Here’s a simple trick to keep yourself from overindulging. Stay mindful of hunger and have a small snack before going to holiday parties like a yogurt or an apple with peanut butter. Also, try to slow down eating and enjoy each bite. Allow yourself to have a small portion of a sweet holiday favorite.

5. Get Your Blood Pumping

Let’s not forget how important movement is. Health is not only about nutrition. Physical activity or fitness is another aspect of health. Enjoy the food, festivities, and people that come with the holidays, but also stay active with whatever gets your blood pumping. Exercise is also good for your mind and helps to relieve stress and anxiety.

6. Keep the Water Flowing

Water helps combat fatigue. Stay hydrated instead of caffeinated. Grab water when you’d usually go for more coffee or soda.

7. Go Easy On The Alcohol

Too much alcohol puts unnecessary stress on the body. Imbibe mindfully at the holidays to stay healthy this winter. Not only does alcohol depress the immune system, but winter cocktails can be packed with sugar and fat. The good news is that there are some lighter options. Guidelines state that men should limit alcohol intake to 2 servings per day and women should limit to 1 per day, which can be a challenge during holiday party season. Enjoy a cocktail if you want to and then switch to soda water with a beautiful holiday garnish.

8. Enjoy Doing You

Unpleasant changes can be unsustainable. Find enjoyment in some health-related behaviors, such as consuming nutritious foods that you like, or engaging in activities that you genuinely enjoy. So often, people try to drastically change their dietary habits or their exercise routines to do what they think they should do, and these changes can be unsustainable if the enjoyment factor is lacking. Instead, add some veggies that you love, prepared in a way that you love, to your holiday table (and your daily intake) and aim to move in a way that you enjoy every day (or most days)

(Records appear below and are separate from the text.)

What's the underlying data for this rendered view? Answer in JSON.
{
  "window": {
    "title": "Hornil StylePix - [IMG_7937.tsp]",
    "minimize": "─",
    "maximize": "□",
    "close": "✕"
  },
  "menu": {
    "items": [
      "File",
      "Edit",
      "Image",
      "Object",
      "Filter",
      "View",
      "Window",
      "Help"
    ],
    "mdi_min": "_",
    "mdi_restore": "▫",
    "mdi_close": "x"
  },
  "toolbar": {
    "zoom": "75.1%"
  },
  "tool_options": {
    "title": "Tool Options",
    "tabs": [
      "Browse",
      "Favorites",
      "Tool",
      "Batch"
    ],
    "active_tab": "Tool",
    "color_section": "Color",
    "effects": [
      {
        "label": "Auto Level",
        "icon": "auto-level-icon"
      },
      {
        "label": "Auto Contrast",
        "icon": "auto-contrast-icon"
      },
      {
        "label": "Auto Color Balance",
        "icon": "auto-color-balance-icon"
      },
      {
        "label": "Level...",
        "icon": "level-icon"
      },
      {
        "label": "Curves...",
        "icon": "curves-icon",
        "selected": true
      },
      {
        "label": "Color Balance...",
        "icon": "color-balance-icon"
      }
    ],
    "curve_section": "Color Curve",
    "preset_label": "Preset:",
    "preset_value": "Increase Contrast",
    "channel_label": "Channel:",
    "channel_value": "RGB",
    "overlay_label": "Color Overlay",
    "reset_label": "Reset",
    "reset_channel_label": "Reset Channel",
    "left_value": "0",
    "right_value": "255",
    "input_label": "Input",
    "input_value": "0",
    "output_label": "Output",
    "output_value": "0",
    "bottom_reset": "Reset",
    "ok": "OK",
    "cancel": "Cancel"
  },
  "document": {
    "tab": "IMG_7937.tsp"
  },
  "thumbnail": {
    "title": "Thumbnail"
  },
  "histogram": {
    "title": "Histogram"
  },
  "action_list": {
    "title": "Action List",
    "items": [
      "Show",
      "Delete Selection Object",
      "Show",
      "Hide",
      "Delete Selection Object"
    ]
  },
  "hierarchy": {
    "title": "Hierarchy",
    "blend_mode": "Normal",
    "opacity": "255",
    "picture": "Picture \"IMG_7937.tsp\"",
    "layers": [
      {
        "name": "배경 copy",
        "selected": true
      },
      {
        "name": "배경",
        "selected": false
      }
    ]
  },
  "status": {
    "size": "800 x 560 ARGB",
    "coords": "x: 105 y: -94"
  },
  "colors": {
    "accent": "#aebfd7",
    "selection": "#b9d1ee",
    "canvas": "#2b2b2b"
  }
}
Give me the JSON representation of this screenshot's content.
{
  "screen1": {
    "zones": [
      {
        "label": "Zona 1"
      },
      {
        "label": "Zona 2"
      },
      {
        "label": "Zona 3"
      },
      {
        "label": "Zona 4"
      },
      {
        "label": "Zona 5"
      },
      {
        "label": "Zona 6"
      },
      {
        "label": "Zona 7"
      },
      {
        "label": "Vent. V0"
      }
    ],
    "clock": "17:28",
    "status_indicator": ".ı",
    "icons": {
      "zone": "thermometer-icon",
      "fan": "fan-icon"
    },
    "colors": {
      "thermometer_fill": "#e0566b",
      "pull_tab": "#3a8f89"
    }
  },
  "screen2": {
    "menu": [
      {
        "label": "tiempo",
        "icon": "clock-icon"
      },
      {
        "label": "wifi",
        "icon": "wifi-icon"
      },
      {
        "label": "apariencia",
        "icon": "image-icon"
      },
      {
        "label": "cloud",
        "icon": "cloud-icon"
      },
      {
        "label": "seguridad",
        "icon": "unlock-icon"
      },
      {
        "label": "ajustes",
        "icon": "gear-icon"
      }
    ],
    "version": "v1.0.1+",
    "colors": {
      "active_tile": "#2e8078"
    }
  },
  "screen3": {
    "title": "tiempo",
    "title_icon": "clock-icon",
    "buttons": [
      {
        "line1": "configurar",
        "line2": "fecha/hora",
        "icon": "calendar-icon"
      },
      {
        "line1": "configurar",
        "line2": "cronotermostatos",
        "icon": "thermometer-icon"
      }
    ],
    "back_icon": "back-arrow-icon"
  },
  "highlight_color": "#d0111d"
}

9. Have Some Fun in the Kitchen with Your Family

With all the stress of the season, it’s important to remember to make some room for fun. Schedule fun local activities with your family—from Christmas tree lighting to Christmas cookie baking and volunteering at your local soup kitchen. The little things make the holidays way more special and stress-free, which are all important for mental health and wellness.

10. Slow It Down

Finding time for relaxation is important this time of year. Take time for yourself. We can get pretty busy during this time, which causes a lot of stress and can lead to less supportive dietary choices. Be sure to have a timeout or two over the next month where you can relax, slow down and not be rushing.